A French labor group representing freelance workers at film festivals across France is calling for a strike ahead of the Cannes Film Festival in response to a looming change in French labor law.
The collective called Sous les écrans la dèche (Broke Behind the Screens) says that a new policy due to be put in place by the French government threatens to slash their labor benefits in half. They’re calling on the Cannes Film Festival, which kicks off next week, to meet them halfway with a collective agreement that would give them 18 months of backdated unemployment benefits.
“Our warnings and demands have been received with polite consideration so far, but no concrete measure has been offered by the CNC or the Ministry of Culture,” an open letter obtained by IndieWire reads. “That is why the upcoming opening of the Cannes festival is leaving us with a bitter taste.”
France has a system for freelance workers in which they can receive benefits (called “indemnities”) when they’re not working.

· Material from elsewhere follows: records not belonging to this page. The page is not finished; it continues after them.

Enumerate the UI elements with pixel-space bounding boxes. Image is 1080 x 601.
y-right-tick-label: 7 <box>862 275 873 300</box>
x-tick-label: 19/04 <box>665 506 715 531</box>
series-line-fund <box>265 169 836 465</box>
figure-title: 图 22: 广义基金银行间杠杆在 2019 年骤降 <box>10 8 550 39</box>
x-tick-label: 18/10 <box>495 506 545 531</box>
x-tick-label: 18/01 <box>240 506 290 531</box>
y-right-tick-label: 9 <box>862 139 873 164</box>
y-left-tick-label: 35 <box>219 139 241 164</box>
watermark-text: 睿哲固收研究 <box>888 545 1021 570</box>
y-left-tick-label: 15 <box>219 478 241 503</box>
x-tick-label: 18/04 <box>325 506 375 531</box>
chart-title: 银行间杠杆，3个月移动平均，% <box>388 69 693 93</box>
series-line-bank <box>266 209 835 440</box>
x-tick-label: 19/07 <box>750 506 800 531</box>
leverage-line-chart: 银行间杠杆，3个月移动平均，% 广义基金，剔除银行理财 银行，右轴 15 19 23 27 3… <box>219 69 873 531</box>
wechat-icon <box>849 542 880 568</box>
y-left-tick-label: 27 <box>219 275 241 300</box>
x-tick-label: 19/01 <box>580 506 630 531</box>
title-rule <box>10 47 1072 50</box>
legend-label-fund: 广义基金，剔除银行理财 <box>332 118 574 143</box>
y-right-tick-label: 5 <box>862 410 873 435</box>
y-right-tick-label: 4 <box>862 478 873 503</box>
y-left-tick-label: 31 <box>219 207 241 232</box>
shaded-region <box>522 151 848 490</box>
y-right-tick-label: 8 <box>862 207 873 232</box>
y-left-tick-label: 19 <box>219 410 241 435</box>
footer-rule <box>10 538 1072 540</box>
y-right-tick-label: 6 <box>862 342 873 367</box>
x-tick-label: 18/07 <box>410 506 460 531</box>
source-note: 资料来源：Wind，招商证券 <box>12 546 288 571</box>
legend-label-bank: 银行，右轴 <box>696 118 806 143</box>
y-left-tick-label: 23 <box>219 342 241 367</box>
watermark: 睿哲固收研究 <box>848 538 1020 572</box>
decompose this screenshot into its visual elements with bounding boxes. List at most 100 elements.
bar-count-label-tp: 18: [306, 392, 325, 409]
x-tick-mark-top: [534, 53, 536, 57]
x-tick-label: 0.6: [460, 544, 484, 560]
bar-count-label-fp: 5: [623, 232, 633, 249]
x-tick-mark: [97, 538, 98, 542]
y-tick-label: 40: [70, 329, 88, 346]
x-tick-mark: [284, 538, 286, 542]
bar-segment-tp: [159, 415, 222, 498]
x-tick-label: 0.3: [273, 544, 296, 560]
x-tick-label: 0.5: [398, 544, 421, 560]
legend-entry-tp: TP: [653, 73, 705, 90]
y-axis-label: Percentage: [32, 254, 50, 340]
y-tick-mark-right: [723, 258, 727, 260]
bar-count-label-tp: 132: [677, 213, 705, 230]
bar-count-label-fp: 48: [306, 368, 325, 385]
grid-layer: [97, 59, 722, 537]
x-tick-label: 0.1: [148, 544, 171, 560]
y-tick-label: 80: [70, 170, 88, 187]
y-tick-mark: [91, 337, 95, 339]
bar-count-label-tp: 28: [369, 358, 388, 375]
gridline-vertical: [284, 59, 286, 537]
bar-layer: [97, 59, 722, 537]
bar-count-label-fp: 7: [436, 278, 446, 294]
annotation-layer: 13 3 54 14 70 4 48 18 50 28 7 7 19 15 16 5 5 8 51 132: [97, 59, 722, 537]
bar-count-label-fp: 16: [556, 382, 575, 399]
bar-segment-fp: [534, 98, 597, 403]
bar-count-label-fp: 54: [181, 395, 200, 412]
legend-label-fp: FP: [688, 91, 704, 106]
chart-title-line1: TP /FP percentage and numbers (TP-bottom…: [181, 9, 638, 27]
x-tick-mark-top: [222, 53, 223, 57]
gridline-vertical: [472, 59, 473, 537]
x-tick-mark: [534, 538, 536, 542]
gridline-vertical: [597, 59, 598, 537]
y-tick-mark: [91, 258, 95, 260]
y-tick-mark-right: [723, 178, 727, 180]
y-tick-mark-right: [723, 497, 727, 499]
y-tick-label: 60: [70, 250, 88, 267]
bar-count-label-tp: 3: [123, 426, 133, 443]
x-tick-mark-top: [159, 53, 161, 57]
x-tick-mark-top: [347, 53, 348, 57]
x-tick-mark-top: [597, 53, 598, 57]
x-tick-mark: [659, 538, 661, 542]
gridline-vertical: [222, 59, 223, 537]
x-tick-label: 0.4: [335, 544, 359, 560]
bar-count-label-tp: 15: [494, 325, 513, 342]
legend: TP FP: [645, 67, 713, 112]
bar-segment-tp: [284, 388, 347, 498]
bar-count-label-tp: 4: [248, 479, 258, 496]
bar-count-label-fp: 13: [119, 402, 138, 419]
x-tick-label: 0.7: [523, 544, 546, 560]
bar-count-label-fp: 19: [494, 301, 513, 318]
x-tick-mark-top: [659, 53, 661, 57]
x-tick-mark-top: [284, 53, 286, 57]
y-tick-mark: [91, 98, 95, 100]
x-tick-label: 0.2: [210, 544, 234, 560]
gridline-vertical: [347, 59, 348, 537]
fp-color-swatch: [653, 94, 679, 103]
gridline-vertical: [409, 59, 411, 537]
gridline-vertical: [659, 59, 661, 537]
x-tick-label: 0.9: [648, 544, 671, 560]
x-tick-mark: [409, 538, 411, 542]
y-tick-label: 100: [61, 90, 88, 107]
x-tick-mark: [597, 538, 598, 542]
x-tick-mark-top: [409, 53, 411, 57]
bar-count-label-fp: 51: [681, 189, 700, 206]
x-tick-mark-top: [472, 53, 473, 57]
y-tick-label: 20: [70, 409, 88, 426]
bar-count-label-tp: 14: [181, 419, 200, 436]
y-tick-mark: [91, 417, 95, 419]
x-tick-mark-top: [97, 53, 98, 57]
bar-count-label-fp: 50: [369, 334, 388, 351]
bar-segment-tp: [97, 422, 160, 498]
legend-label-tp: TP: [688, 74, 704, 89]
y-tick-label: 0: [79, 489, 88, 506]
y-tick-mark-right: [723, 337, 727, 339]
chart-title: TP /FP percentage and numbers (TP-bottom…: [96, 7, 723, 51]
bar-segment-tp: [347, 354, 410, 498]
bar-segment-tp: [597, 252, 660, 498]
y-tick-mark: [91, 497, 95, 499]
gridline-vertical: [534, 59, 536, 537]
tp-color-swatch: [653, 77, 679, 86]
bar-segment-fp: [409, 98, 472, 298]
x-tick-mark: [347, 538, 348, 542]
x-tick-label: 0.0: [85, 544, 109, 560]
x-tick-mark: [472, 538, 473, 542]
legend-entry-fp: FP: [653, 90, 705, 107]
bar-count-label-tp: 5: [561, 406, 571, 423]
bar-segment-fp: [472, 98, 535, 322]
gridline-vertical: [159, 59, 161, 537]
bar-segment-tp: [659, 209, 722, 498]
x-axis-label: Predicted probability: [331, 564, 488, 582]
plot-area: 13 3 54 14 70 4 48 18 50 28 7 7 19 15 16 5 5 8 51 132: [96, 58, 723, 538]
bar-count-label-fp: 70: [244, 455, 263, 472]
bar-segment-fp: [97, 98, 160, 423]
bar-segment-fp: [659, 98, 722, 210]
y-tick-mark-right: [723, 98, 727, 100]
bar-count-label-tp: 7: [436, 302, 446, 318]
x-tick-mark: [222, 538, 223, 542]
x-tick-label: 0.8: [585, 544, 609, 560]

But to qualify for benefits, they have to meet a certain number of hours worked. The bar they have to meet is being raised beginning July 1, so freelancers would have to work more to earn what they’re making today. The group says the change in the law could slash their benefits by more than half of their current wages.
The collective is calling for a strike on Cannes and all its sidebars in the hopes that Cannes can hire them full time and help them match the wages they’d otherwise lose under the new law.
Cannes runs from May 14-25. Read the full statement below:
For a year now, we, members of the Sous les écrans la dèche (Broke Behind the Screens) collective, have been warning about the growing precariousness of the people working in film festivals.
We go from short term missions to periods of unemployment, and despite the intermittent nature of our profession and our striving for the circulation of cinematographic work, our activity does not fall within the French intermittent status benefit plan for show business workers!
The latest reforms of unemployment benefits in France and the one scheduled for July 1st of this year, which will be passed by decree, are further hardening the benefit rules for employment seekers.
These reforms are throwing festival workers in such precariousness that the majority of us will have to give up our jobs, thus jeopardizing the events we take part in. Therefore, we demand that the organizations which employ us be affiliated to a collective agreement allowing us to be hired under the status of show business worker’s intermittence and that our positions be integrated to the unemployment benefit system, retroactive to the last 18 months.
Our warnings and demands have been received with polite consideration so far, but no concrete measure has been offered by the CNC or the Ministry of Culture. That is why the upcoming opening of the Cannes festival is leaving us with a bitter taste.
In a context of extreme vulnerability and absolute emergency to protect our work, and after consultation and vote of the members of the collective, we call for a strike of all employees of the Cannes Film Festival and of its sidebars.